Изменить стиль страницы

Зашли в дом священника. На террасе сидел пастор и читал какой-то журнал. Поднявшись с места, он с улыбкой поспешил навстречу гостям.

— Ваш покорный слуга, чему обязан я таким счастьем? — приветствовал их пастор.

Он был среднего роста, с бритым лицом, в очках. Ничем не напоминал священника, и его можно было принять скорей за врача.

Андраш представил учителя. На вопрос, чему обязан хозяин таким счастьем, он счел излишним ответить.

— Зайдете в дом или лучше здесь посидим? — спросил пастор.

— Здесь, на террасе, — сказал молодой граф. — Что вы делаете, Кеменеш? Опять что-то…

— Да, я читал церковный журнал, — подхватил тот. — Хорошему пастору надлежит постоянно проявлять усердие. — Надьреви взял лежавший на столе «Задунайский церковный вестник». — Всегда найдется что-нибудь интересное, — продолжал Кеменеш. — Этот журнал я прочитаю от корки до корки. Надо быть в курсе всех церковных дел.

— Где дети? — спросил Андраш.

— Дети бегают по саду, гоняются за кошкой или немилосердно тузят друг дружку, как и подобает детям доброго пастора.

— А ваша супруга?

— Моя супруга, Илонка, на кухне, наверно, пилит служанку, чтобы та принялась готовить ужин, ибо не только глаголом жив человек.

Пастор бросил на гостей торжествующий взгляд, вот, мол, на какие витиеватые ответы он способен.

— Погостить пожаловали к нам, в наше захолустье? — обратился он к учителю.

— Господин Надьреви наш гость; он истязает меня, вдалбливает мне в голову юридические науки, — ответил Андраш вместо учителя.

— Вот как! — Кеменеш помолчал немного, не зная, что еще сказать; потом, посмотрев на молодого графа, прибавил: — Скажу жене, может, вы соизволите чаю выпить…

— Нет, нет, — поспешил отказаться Андраш. — В это время мы не пьем чай.

Когда молодой граф попадал в дом к таким скромным людям, как священник, учитель или агроном, он всегда отказывался от угощенья. Привыкший к изысканным кушаньям и напиткам, он ни за что на свете не притронулся бы к чаю или кофе, который ему подали бы в бедном доме. Однажды по неведению он согласился выпить кофе, но в рот его взять не смог. «Спасибо, невкусно», — с грубой откровенностью сказал он, чтобы положить конец уговорам. Такой случай с ним больше не повторялся. Но домашняя абрикосовая водка, которую он как-то отведал у пастора, пришлась ему по вкусу. И теперь он попросил ее:

— Чаю не стоит, но той крепкой абрикосовой настойки я бы, пожалуй, выпил.

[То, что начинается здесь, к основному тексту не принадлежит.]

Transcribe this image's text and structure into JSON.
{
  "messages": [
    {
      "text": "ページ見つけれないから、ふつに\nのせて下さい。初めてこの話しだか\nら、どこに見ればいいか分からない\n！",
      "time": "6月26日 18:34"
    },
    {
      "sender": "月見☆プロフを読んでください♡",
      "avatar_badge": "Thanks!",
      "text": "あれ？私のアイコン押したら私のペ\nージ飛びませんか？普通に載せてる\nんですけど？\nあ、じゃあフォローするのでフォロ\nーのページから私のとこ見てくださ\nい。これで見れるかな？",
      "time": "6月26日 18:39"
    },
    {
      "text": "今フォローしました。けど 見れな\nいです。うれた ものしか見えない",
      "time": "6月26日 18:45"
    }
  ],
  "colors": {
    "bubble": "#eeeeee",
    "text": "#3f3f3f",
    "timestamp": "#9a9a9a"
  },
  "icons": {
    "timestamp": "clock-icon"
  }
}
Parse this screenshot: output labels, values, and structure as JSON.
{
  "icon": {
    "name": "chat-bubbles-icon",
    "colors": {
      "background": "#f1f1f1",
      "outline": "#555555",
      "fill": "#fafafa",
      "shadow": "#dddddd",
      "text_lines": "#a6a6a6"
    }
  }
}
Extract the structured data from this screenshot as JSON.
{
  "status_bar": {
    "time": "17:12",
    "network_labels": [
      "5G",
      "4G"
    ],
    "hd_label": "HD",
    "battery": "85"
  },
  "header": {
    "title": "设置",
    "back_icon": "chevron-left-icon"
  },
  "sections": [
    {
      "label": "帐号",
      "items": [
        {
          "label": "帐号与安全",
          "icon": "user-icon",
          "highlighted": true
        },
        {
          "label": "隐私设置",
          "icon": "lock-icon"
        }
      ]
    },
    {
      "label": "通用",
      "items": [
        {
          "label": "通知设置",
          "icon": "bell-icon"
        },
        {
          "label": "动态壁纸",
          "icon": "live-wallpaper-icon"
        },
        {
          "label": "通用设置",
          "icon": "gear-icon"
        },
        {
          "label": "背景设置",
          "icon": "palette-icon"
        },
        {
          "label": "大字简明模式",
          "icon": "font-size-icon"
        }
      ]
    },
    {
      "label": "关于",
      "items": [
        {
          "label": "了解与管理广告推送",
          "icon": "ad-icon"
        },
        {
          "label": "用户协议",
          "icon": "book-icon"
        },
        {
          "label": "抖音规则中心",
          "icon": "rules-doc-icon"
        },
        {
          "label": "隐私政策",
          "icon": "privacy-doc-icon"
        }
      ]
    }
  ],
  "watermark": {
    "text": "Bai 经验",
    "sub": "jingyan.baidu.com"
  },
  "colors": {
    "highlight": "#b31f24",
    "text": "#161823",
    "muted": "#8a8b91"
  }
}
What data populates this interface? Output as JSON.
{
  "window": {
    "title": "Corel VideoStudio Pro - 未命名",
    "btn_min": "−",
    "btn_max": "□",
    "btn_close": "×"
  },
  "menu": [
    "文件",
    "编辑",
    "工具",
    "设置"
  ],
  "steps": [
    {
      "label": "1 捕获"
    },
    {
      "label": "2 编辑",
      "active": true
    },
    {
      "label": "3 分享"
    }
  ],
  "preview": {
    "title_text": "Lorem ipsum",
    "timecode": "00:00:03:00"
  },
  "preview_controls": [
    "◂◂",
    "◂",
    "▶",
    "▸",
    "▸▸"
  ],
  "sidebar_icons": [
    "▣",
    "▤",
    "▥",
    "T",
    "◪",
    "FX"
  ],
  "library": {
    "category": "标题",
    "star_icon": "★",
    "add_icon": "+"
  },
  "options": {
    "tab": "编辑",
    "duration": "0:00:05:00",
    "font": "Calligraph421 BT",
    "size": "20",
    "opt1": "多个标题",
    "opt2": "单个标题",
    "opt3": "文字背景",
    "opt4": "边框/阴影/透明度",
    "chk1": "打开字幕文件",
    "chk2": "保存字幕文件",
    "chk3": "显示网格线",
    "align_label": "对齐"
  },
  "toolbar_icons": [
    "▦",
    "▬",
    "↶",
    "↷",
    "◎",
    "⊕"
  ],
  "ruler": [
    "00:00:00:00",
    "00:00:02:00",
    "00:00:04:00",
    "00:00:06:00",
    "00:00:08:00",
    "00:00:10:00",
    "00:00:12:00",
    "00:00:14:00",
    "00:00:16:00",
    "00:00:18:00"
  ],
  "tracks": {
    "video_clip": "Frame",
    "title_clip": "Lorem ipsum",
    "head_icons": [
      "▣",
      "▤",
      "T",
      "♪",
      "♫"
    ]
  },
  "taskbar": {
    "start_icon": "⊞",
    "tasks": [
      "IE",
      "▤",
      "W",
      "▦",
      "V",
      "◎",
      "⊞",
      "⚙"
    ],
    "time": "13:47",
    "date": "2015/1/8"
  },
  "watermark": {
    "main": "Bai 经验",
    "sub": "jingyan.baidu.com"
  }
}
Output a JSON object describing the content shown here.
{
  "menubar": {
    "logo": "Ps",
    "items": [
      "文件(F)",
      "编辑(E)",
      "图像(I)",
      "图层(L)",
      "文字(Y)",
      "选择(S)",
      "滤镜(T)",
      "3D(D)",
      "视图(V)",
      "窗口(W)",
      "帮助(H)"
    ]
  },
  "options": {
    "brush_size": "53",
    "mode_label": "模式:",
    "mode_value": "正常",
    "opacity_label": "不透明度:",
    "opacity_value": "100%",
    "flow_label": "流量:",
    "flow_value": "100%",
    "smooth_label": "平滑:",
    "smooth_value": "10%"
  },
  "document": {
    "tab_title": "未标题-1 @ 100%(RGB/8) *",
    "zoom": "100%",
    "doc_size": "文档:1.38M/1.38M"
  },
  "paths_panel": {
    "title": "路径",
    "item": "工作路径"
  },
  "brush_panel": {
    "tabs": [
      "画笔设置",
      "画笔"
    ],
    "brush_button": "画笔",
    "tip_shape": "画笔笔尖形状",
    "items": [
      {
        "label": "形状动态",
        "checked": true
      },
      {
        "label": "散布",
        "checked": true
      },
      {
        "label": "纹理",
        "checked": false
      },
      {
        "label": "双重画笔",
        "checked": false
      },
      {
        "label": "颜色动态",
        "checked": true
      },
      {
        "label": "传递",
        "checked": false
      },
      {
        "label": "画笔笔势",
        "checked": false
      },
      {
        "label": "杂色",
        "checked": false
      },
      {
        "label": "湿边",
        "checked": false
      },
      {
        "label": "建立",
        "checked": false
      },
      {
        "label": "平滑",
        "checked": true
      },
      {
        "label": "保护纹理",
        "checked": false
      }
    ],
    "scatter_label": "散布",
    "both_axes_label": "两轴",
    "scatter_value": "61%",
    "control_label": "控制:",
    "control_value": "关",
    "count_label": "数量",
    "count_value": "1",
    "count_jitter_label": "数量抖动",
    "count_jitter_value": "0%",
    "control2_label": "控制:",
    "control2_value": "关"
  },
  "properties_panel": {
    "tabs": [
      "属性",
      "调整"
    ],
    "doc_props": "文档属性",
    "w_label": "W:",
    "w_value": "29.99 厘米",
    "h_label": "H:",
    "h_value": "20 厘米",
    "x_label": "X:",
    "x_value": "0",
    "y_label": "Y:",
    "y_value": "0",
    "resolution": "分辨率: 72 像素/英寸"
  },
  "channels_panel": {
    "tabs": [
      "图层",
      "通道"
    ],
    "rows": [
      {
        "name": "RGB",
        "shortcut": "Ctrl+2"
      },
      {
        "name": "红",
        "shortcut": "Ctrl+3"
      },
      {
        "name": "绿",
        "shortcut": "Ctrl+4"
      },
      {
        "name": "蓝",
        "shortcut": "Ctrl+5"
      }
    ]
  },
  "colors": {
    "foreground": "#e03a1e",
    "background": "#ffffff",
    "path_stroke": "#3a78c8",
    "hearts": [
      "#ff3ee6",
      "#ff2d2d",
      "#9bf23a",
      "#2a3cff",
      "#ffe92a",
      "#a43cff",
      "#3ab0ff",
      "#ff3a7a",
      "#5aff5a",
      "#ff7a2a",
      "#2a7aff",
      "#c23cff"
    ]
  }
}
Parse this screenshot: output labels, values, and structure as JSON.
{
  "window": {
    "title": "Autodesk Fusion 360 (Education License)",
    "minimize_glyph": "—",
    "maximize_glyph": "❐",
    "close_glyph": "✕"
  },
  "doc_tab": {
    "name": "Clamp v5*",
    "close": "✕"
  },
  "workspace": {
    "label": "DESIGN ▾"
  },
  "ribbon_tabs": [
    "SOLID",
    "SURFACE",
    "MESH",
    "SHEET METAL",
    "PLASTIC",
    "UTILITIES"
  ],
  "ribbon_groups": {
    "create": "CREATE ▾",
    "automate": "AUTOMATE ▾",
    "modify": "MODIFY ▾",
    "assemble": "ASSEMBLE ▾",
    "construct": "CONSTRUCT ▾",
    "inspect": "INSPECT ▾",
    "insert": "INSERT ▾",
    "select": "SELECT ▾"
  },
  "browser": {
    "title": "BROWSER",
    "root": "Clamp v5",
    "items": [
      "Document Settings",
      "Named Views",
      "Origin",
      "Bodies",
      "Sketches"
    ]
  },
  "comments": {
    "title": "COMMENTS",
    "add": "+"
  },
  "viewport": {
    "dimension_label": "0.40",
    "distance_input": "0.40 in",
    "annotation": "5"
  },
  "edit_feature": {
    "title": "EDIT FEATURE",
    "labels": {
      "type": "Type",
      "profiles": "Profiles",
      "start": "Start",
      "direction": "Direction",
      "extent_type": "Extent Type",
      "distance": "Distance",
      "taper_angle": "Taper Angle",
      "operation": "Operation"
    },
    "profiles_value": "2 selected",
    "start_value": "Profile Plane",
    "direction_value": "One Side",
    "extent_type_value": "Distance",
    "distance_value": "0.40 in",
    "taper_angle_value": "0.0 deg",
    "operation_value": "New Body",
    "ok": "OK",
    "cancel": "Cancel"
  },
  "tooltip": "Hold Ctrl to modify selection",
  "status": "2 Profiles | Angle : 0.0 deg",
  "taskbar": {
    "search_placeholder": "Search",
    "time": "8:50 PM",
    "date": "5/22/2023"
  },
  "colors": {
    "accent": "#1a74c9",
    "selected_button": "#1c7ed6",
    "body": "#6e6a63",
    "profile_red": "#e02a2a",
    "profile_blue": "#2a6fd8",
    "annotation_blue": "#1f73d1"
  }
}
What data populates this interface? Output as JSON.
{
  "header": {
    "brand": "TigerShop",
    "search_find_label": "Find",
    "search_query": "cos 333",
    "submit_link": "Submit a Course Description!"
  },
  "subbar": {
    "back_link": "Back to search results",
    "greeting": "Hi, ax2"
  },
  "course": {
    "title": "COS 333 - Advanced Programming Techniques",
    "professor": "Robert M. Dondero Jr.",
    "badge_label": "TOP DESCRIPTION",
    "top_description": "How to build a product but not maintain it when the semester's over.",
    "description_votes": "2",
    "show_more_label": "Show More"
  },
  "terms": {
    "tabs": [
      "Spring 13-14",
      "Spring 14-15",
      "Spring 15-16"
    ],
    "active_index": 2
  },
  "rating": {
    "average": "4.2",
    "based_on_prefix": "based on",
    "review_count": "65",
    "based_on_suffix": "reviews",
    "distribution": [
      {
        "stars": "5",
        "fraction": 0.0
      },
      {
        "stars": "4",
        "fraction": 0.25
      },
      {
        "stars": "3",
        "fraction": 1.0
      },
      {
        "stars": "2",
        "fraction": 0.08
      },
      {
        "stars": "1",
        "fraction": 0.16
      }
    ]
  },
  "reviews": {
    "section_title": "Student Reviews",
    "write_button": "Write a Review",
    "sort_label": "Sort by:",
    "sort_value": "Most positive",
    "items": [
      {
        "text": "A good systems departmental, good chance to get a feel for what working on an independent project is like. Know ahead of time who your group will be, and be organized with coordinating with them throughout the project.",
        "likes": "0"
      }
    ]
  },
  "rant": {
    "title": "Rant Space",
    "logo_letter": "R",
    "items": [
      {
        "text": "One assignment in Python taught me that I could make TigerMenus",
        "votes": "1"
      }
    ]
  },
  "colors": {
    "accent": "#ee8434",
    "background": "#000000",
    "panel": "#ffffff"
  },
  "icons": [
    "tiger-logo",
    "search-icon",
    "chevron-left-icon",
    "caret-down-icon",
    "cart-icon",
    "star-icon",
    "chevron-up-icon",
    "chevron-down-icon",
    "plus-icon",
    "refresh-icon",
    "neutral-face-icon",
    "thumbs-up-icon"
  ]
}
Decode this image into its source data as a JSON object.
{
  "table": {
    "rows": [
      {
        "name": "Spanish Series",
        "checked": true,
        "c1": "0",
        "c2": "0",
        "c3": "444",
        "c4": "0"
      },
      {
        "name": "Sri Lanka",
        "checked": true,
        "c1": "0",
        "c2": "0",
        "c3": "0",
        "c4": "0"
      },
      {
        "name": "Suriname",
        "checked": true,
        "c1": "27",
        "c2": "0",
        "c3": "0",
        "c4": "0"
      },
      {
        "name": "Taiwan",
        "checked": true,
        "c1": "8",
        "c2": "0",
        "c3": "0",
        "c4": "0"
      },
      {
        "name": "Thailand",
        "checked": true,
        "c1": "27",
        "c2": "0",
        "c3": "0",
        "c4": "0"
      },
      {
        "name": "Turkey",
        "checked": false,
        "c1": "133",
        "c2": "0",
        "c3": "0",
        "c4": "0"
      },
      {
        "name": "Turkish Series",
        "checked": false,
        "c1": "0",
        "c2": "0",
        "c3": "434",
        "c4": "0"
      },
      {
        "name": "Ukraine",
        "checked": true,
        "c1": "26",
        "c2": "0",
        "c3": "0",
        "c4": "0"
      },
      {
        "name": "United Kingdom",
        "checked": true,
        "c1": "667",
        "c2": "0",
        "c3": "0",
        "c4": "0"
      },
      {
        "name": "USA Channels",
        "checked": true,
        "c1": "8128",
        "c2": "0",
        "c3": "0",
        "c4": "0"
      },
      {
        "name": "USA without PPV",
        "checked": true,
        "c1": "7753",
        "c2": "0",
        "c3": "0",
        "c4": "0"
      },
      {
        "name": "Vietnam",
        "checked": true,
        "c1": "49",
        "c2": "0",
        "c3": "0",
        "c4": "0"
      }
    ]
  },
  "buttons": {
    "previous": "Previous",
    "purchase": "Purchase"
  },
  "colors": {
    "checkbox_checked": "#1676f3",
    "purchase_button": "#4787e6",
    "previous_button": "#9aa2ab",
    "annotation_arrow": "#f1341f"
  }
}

Пастор принес из дома полную бутылку и две маленькие рюмки. Налил гостям.

— А вы, ваше преподобие? — спросил Надьреви, прежде чем взять рюмку.

— Я не пью алкогольных напитков. Хватает пьяниц среди моих прихожан, пусть хоть я буду служить им примером. Я не пью и не курю; и против неумеренного курения выступаю обычно в проповедях. — И он посмотрел в глаза учителю, словно спрашивая: «Довольны ли вы мной, есть ли у вас какие-нибудь возражения?»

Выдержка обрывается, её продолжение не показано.